Dispatches: Whatever next?

By Jack Inglis, CEO, AIMA

Published: 06 October 2023

AIMA’s issue with the SEC is unlikely to stop with our group action in seeking for the court to determine the lawfulness of their recently adopted Private Fund Advisers Rules. On that one we are pleased that the court has granted our motion to have the case expedited so that we might have a decision before the end of H1 2024.

Beyond that, we are already defending the established definition of a “securities dealer” on two fronts, hoping to prevent many funds being drawn into having to register as dealers, something that could be existentially disruptive to the asset management model. The SEC is seeking, both through rulemaking and enforcement, to drastically broaden the definition that has been well understood since the Securities Exchange Act of 1934. We believe strongly that the SEC would be acting unlawfully if they were to adopt a proposal that would classify many active investment strategies as dealing. Such a sea change to 90 years of settled practice should require a legislative change rather than unilateral agency reinterpretation.

The SEC is currently pursuing individual cases in the courts where it deems certain entities, including private funds, have failed to register as securities dealers when they simply purchase and sell similar securities, sometimes months apart. In selected cases, AIMA has been presenting amicus briefs to the courts emphasizing why we think it is unlawful for the SEC to insist on their new definition after decades of guidance to the contrary.

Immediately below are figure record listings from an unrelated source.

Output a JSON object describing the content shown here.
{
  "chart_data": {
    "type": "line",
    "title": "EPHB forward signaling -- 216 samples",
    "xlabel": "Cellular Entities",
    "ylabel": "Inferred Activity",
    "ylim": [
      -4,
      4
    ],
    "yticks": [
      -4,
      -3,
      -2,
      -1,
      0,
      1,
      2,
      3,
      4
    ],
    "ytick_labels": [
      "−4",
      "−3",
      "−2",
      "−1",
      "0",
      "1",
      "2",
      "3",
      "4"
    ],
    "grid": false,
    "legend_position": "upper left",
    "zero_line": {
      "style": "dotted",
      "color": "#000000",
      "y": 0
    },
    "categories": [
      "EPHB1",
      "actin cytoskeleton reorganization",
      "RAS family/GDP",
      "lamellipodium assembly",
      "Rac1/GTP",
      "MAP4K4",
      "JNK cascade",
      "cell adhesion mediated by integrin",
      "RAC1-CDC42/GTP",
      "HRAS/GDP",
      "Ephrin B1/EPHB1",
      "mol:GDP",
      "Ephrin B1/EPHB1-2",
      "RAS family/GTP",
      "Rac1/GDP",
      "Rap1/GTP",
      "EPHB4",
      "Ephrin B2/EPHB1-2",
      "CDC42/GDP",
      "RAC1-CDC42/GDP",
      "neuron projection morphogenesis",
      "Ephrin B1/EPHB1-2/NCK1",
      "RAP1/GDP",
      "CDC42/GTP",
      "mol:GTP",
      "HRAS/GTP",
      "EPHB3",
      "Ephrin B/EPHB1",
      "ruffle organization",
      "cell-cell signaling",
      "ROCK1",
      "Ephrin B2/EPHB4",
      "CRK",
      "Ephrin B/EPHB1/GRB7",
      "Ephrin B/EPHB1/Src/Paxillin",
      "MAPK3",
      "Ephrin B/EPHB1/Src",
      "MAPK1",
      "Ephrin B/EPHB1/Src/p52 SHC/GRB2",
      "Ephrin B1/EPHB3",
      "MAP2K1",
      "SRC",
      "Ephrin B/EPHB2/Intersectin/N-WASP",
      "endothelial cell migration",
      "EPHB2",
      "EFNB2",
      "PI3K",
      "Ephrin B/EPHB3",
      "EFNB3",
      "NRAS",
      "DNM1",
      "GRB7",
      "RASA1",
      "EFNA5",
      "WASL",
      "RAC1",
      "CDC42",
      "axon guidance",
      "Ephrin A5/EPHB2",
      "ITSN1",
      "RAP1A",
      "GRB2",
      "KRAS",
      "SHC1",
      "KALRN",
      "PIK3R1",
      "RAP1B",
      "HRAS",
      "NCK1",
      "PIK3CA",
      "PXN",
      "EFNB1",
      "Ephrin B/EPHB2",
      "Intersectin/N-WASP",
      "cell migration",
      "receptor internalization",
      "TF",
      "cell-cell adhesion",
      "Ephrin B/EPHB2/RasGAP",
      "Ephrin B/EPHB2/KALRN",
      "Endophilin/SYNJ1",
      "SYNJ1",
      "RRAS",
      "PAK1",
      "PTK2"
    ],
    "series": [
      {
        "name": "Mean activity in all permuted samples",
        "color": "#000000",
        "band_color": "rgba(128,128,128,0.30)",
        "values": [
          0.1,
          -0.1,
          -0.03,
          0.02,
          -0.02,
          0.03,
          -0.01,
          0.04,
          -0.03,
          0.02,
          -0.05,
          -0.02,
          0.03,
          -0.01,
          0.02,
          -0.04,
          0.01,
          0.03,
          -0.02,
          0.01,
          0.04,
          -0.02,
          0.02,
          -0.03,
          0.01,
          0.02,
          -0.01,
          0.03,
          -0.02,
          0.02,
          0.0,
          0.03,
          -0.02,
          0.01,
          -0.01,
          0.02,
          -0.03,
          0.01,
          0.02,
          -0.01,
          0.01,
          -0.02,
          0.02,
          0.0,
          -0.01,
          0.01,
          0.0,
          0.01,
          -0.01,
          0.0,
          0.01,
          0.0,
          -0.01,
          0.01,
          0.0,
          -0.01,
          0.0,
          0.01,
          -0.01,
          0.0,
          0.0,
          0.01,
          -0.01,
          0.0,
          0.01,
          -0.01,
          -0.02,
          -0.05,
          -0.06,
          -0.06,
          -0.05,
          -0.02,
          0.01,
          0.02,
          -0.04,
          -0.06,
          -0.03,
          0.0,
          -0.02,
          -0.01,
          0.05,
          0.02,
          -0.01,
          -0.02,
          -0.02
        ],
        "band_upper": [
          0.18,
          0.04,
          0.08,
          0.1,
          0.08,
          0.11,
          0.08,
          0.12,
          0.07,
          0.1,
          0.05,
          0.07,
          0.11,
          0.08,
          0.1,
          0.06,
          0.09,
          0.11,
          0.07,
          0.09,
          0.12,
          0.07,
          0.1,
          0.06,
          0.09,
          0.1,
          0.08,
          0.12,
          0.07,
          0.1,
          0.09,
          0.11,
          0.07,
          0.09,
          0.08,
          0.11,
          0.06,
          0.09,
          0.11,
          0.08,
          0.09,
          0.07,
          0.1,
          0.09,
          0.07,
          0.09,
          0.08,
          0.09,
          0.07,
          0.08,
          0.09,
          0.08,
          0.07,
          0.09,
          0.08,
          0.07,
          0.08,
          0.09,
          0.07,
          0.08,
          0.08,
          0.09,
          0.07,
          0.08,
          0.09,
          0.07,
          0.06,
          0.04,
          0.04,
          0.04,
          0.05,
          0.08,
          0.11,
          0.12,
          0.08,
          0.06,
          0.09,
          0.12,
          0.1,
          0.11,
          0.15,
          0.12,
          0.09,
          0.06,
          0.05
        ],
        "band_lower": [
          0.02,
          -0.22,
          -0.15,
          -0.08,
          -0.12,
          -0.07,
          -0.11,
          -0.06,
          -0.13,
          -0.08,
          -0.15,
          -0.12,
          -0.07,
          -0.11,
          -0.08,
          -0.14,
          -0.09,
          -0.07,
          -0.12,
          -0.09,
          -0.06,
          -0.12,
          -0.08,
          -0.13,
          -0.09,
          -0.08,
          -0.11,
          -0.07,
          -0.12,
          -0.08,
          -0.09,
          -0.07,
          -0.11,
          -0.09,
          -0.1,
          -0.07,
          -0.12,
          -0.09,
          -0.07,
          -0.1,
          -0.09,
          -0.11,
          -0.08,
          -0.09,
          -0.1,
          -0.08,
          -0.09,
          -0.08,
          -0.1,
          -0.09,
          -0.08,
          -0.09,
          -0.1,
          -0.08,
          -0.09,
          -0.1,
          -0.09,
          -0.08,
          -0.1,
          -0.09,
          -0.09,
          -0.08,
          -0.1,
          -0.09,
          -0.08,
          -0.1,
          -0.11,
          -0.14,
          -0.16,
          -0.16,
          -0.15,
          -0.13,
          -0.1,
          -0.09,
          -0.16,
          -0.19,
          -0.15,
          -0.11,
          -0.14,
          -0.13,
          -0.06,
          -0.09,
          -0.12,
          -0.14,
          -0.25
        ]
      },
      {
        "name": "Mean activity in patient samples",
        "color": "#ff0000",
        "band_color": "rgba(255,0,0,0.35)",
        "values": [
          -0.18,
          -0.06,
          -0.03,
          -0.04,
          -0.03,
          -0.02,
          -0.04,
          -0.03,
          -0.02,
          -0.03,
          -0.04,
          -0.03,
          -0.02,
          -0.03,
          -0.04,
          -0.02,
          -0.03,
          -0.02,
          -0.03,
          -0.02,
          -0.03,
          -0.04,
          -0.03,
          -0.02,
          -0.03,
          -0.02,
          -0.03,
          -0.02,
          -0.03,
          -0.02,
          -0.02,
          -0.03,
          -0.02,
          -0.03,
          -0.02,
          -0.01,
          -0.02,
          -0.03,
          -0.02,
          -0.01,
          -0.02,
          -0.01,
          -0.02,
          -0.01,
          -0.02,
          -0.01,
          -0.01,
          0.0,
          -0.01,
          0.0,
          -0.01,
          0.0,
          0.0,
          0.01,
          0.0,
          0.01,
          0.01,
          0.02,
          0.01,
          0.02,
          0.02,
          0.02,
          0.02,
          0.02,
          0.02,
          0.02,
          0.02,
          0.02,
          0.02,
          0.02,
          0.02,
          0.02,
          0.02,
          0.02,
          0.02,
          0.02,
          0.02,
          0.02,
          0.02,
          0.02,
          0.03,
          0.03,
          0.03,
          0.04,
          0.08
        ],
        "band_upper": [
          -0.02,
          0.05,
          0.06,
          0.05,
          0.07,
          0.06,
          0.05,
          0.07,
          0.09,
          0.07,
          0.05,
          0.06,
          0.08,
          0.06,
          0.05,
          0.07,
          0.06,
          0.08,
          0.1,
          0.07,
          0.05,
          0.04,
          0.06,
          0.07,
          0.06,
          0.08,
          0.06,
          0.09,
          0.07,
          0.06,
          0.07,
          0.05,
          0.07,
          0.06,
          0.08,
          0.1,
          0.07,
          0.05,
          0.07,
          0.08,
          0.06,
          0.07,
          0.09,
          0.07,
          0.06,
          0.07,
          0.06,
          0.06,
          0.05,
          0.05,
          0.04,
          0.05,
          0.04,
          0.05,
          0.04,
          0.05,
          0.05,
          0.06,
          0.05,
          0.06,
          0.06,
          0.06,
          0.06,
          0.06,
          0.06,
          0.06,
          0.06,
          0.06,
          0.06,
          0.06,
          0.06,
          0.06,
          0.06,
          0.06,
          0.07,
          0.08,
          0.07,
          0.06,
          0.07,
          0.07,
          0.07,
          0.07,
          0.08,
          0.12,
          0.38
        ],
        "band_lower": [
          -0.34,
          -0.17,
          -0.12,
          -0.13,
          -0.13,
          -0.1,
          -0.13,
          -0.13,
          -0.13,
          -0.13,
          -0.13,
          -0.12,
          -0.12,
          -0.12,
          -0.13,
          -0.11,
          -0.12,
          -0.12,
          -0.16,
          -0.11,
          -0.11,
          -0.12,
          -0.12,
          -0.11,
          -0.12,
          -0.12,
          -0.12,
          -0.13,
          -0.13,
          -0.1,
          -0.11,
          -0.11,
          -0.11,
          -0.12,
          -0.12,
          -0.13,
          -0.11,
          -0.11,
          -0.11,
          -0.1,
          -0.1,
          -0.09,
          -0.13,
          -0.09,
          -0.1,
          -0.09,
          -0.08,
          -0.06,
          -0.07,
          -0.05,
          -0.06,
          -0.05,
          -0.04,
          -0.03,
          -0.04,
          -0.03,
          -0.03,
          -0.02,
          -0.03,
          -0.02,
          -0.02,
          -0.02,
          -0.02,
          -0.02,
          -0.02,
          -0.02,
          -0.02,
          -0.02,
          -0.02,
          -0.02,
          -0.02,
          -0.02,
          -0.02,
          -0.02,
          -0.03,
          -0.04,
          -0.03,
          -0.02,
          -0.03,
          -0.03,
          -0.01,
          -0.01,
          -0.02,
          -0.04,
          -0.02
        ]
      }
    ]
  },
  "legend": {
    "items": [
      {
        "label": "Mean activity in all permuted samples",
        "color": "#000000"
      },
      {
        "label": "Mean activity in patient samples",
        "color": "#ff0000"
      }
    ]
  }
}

But there is more. The SEC has proposed changes to the Custody Rule which would not only expand the scope of assets subjected to custodial oversight but inherently change the well-established concepts of safekeeping, to the extent that it is both unworkable in practice and harmful to investors. And we are not alone in our opinion. AIMA is one of 26 co-signatories in a multi-trade association letter to the SEC urging for the rule not to be adopted.

And now we have the SEC’s proposed rule for conflicts in the use of “covered technology” (which includes any use of algorithms or artificial intelligence) by investment managers. The proposed rule, like many others, would be practically impossible to implement. Conflicts are defined so broadly as to effectively include any advisory activity which results in technology being used for trading and investments. But managers must not just identify potential or actual conflicts and manage or disclose them to investors, they must eliminate them entirely. On our reading, the only way to do so could be to effectively cease one’s business. Here, we are part of 13 strong group of trade associations which has written to the SEC arguing that the rules are fatally flawed and that they lack the statutory authority to adopt them.

The pattern is clear. The SEC is seeking to rely on their novel read of existing legislated Acts to try and push through an agenda of profound and disruptive change in nearly all areas of the US capital markets. In most cases, without any meaningful evidence of market failure whatsoever. We struggle to see who the beneficiaries of this are. It’s unlikely to be the investors who the SEC claim they are trying to protect. What is most concerning is, that if allowed to go unchallenged, the SEC will continue to set new rules in violation of the statutory language and other processes required for formal rulemaking.

In nearly every speech Chair Gensler gives, he mentions the fact the US has the largest, the deepest and the most liquid capital market in the world. Why then try to remake it through unprecedented, rushed and radical reforms? Perhaps he should heed the old maxim ‘if it ain’t broke, don’t fix it’.